Une organisation à imiter ?

Oui mais, puisque nous ne jouissons pas, nous humains, d’un tel instinct naturel, sûr et constructif, comment amener notre inconscient collectif à œuvrer pour sa propre cause ? Puisque la solution aux changements climatiques nous dépasse, où puiser les illuminations nécessaires pour orienter les directions à prendre ? Vers qui ou vers quoi se tourner ? Comment renouer avec ce qui, à l’instar des fourmis, quelque part en un temps préhistorique, était également l’apanage de l’espèce humaine ‒ cette sorte de loi intérieure qui, sans qu’on ait à se questionner, oriente nos actes vers le bien de l’espèce ‒ loi intérieure que l’on peut nommer « instinct », « sens du bien commun » ou « souffle saint » ?

Là où le cerveau abdique, les ressources de l’âme sont tout à fait surprenantes.

Renouer avec l’énergie vive qui participe à tout ce qui vit et qui bouge (certain·e·s nomment cette énergie créatrice « Créateur de toutes choses ») peut certainement nous laisser entrevoir les rouages qui sous-tendent notre univers.

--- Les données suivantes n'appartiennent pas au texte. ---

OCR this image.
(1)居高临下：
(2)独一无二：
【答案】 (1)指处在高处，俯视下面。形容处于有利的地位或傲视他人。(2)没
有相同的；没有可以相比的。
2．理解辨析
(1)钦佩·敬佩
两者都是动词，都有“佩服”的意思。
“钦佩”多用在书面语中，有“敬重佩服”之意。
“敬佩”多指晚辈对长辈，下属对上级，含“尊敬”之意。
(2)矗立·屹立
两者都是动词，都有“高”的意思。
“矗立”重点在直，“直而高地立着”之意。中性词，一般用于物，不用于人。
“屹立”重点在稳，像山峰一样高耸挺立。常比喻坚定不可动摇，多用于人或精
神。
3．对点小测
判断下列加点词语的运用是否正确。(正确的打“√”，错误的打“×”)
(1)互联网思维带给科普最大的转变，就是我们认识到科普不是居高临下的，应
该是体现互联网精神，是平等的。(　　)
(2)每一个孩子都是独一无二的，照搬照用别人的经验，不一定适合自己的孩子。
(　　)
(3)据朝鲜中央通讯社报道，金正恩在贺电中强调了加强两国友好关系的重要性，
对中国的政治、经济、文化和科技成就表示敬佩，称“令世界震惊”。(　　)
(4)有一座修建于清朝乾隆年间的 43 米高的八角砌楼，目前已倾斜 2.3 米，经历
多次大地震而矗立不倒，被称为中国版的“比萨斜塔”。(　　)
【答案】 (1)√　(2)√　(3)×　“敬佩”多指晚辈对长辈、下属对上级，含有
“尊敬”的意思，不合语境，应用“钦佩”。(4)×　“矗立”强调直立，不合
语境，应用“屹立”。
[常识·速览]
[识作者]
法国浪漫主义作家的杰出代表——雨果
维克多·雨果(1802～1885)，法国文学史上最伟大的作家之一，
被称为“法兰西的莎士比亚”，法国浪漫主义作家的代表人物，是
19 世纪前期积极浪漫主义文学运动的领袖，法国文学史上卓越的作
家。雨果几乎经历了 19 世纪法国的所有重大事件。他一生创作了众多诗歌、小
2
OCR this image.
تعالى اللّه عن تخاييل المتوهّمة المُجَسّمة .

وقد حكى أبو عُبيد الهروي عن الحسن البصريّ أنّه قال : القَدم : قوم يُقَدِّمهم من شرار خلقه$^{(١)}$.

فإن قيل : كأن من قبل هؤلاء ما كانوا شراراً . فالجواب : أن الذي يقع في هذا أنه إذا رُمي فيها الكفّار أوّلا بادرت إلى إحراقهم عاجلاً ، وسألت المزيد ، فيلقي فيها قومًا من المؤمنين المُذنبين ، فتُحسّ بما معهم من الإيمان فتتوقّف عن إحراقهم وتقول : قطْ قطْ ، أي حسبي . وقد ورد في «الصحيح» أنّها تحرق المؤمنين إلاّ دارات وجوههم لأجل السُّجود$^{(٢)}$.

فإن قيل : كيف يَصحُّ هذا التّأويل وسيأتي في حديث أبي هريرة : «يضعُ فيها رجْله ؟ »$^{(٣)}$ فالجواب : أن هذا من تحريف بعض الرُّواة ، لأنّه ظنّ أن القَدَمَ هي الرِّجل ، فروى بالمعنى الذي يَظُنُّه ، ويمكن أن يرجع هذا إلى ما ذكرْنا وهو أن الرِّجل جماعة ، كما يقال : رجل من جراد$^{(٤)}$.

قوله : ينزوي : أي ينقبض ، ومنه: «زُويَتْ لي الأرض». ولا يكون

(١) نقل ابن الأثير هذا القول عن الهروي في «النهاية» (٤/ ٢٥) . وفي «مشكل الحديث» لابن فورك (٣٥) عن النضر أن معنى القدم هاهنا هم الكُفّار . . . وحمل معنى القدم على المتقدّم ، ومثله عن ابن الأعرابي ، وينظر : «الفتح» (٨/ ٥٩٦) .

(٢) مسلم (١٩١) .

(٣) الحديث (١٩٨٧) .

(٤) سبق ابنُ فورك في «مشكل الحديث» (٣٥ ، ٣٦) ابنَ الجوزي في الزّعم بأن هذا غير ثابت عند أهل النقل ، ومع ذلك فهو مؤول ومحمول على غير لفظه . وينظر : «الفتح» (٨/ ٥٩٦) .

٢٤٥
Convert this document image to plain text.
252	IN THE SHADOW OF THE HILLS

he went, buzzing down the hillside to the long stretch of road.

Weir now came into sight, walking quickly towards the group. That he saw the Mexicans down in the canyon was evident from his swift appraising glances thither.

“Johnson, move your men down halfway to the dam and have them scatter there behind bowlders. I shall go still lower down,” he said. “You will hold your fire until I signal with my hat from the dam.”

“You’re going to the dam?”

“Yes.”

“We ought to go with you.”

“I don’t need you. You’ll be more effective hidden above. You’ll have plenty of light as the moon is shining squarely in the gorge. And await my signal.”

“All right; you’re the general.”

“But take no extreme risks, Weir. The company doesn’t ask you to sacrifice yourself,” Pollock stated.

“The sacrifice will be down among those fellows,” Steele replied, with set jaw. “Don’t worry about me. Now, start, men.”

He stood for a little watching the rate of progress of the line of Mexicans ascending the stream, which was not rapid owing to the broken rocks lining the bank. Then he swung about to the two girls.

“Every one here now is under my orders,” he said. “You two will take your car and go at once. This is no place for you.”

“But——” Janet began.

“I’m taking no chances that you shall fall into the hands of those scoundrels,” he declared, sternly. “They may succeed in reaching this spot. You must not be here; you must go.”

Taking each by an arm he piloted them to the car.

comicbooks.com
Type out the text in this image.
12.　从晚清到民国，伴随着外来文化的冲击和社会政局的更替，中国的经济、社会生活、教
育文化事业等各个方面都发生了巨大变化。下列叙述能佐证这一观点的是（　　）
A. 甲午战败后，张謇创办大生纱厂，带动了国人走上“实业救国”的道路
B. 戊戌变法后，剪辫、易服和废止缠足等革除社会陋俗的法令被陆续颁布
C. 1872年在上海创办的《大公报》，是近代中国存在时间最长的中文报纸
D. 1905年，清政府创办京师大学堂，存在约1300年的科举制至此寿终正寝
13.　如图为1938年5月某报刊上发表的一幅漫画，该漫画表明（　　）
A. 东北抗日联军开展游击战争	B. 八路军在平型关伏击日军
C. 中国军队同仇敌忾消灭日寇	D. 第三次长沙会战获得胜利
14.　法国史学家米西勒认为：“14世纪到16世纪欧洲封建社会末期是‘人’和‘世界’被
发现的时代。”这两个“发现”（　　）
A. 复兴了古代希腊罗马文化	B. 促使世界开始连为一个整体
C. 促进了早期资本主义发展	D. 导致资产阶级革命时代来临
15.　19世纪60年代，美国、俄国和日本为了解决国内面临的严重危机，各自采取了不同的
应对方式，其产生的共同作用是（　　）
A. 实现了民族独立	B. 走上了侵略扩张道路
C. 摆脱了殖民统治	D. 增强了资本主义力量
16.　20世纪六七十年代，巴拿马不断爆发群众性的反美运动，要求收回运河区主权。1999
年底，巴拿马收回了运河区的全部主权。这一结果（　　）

Et par ricochet, renouer avec cette source vive ne peut que nous permettre de mieux percevoir les solutions aux crises que nous traversons. Méditation et prière sont un chemin d’accès à ce « guide intérieur » qui permet aux fourmis ouvrières de bâtir sans boss et sans contremaîtres.

 

Peut-être que, ultimement, ce sont les maux de l’âme, déconnectée de sa source, qui entraînent la « rébellion de la nature », que nous constatons partout en ce moment. Peut-être que le vide intérieur, la surconsommation et le mépris de l’autre sont les causes absolues des multiples désordres environnementaux qui nous menacent. Raison de plus pour chercher activement à retrouver les chemins qui mènent à notre intérieur.

Guérir le mal à sa source, plutôt que de multiplier les traitements ponctuels.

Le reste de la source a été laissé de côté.